Optical Gain and Amplified Spontaneous Emission in Lead Salt Semiconductor Thin Film Waveguides

Abstract

The work described in this thesis involves the measurements of the optical gain and amplified spontaneous emission (A.S.E) spectrum of Pb1-xSnxTe epilayers and the establishment of conditions under which optically pumped Pb1-xSnxTe laser using a CO2 laser as pump source can be produced. Pb1-xSnxTe epilayers have been grown by a hot wall epitaxy (HWE) technique on BaF2 single crystal substrates and the optical gain which can be produced in these layers has been measured by pumping the films transversely with a N2 laser. A model for optical gain and stimulated emission as a function of pump intensity has been developed which has permitted for the first time in these materials, a direct comparison between the magnitude of the gain pumping rate, and the optical gain generated.
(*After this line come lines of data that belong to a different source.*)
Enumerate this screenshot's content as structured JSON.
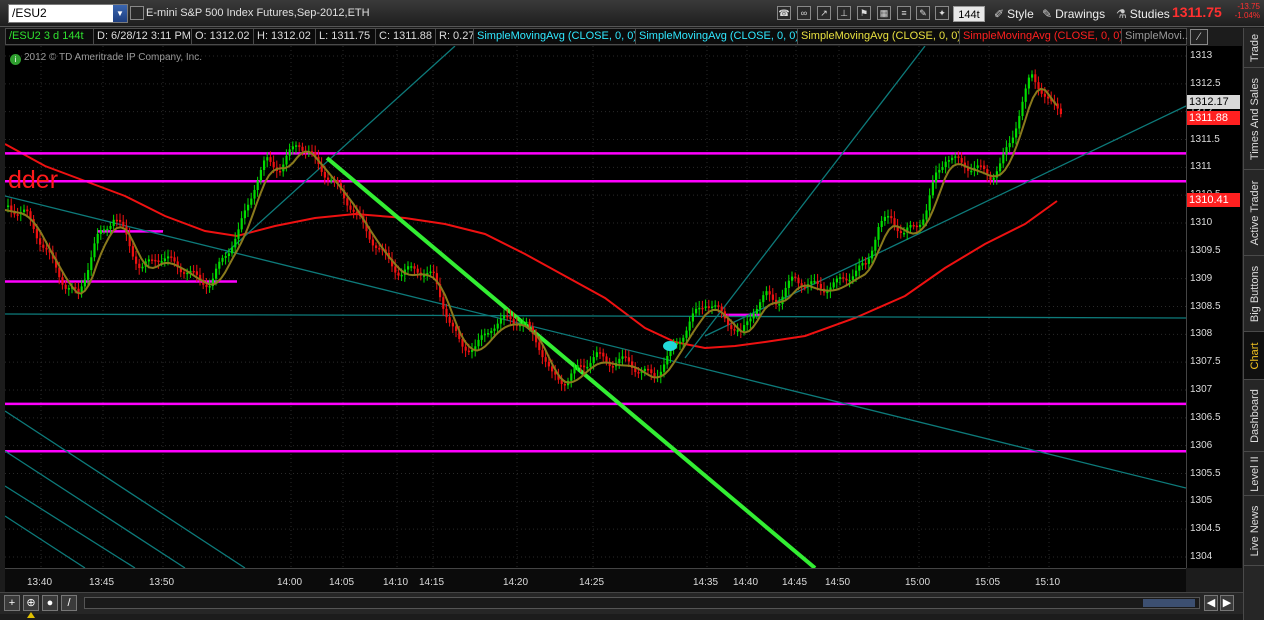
{
  "toolbar": {
    "symbol": "/ESU2",
    "description": "E-mini S&P 500 Index Futures,Sep-2012,ETH",
    "aggregation": "144t",
    "style_label": "Style",
    "drawings_label": "Drawings",
    "studies_label": "Studies",
    "last_price": "1311.75",
    "net_change": "-13.75",
    "pct_change": "-1.04%",
    "icons": [
      "checkbox-icon",
      "phone-icon",
      "link-icon",
      "share-icon",
      "plug-icon",
      "draw-tool-icon",
      "magic-wand-icon",
      "pencil-icon",
      "flask-icon",
      "flag-icon"
    ]
  },
  "infobar": {
    "symbol_agg": "/ESU2 3 d 144t",
    "datetime": "D: 6/28/12 3:11 PM",
    "open": "O: 1312.02",
    "high": "H: 1312.02",
    "low": "L: 1311.75",
    "close": "C: 1311.88",
    "range": "R: 0.27",
    "studies": [
      {
        "label": "SimpleMovingAvg (CLOSE, 0, 0)",
        "color": "#30e8ff"
      },
      {
        "label": "SimpleMovingAvg (CLOSE, 0, 0)",
        "color": "#30e8ff"
      },
      {
        "label": "SimpleMovingAvg (CLOSE, 0, 0)",
        "color": "#e8e040"
      },
      {
        "label": "SimpleMovingAvg (CLOSE, 0, 0)",
        "color": "#ff2020"
      },
      {
        "label": "SimpleMovi...",
        "color": "#9a9a9a"
      }
    ]
  },
  "chart": {
    "copyright": "2012 © TD Ameritrade IP Company, Inc.",
    "annotation": "dder",
    "price_ticks": [
      "1313",
      "1312.5",
      "1312",
      "1311.5",
      "1311",
      "1310.5",
      "1310",
      "1309.5",
      "1309",
      "1308.5",
      "1308",
      "1307.5",
      "1307",
      "1306.5",
      "1306",
      "1305.5",
      "1305",
      "1304.5",
      "1304"
    ],
    "price_labels": [
      {
        "text": "1312.17",
        "bg": "#d8d8d8",
        "fg": "#000000",
        "price": 1312.17
      },
      {
        "text": "1311.88",
        "bg": "#ff2020",
        "fg": "#ffffff",
        "price": 1311.88
      },
      {
        "text": "1310.41",
        "bg": "#ff2020",
        "fg": "#ffffff",
        "price": 1310.41
      }
    ],
    "time_ticks": [
      "13:40",
      "13:45",
      "13:50",
      "14:00",
      "14:05",
      "14:10",
      "14:15",
      "14:20",
      "14:25",
      "14:35",
      "14:40",
      "14:45",
      "14:50",
      "15:00",
      "15:05",
      "15:10"
    ],
    "colors": {
      "up": "#00dd00",
      "down": "#ee1111",
      "horizontal": "#ff00ff",
      "trend": "#0d7a7a",
      "green_trend": "#33ee33",
      "sma_fast": "#8a7a1c",
      "sma_slow": "#ee1111",
      "oval": "#22d8d8"
    }
  },
  "right_tabs": [
    "Trade",
    "Times And Sales",
    "Active Trader",
    "Big Buttons",
    "Chart",
    "Dashboard",
    "Level II",
    "Live News"
  ],
  "active_tab": "Chart",
  "bottombar": {
    "buttons": [
      "+",
      "⊕",
      "●",
      "/"
    ],
    "scroll": [
      "◀",
      "▶",
      "◀"
    ]
  }
}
The measured optical gain is in very good agreement with the model predicted gain. Good fits to the measured stimulated emission spectra were also obtained from the model prediction. It is shown that the gain for a given pump wavelength has a drastic dependence on the material doping density. According to the model, CO2 laser optically pumped Pb1-xSnxTe laser can be readily achieved, provided that epilayer doping densities can be reduced to values of 1017 cm-3 or less. Nevertheless, doping densities even in nominally undoped layers are generally at least an order of magnitude too high. In some initial attempts to achieve lower doping densities, using a thermal annealing technique, doping densities as low as 2 x 10 17 cm-3 have been obtained and significant pump absorption was achieved at CO2 laser wavelength, as predicted by the model.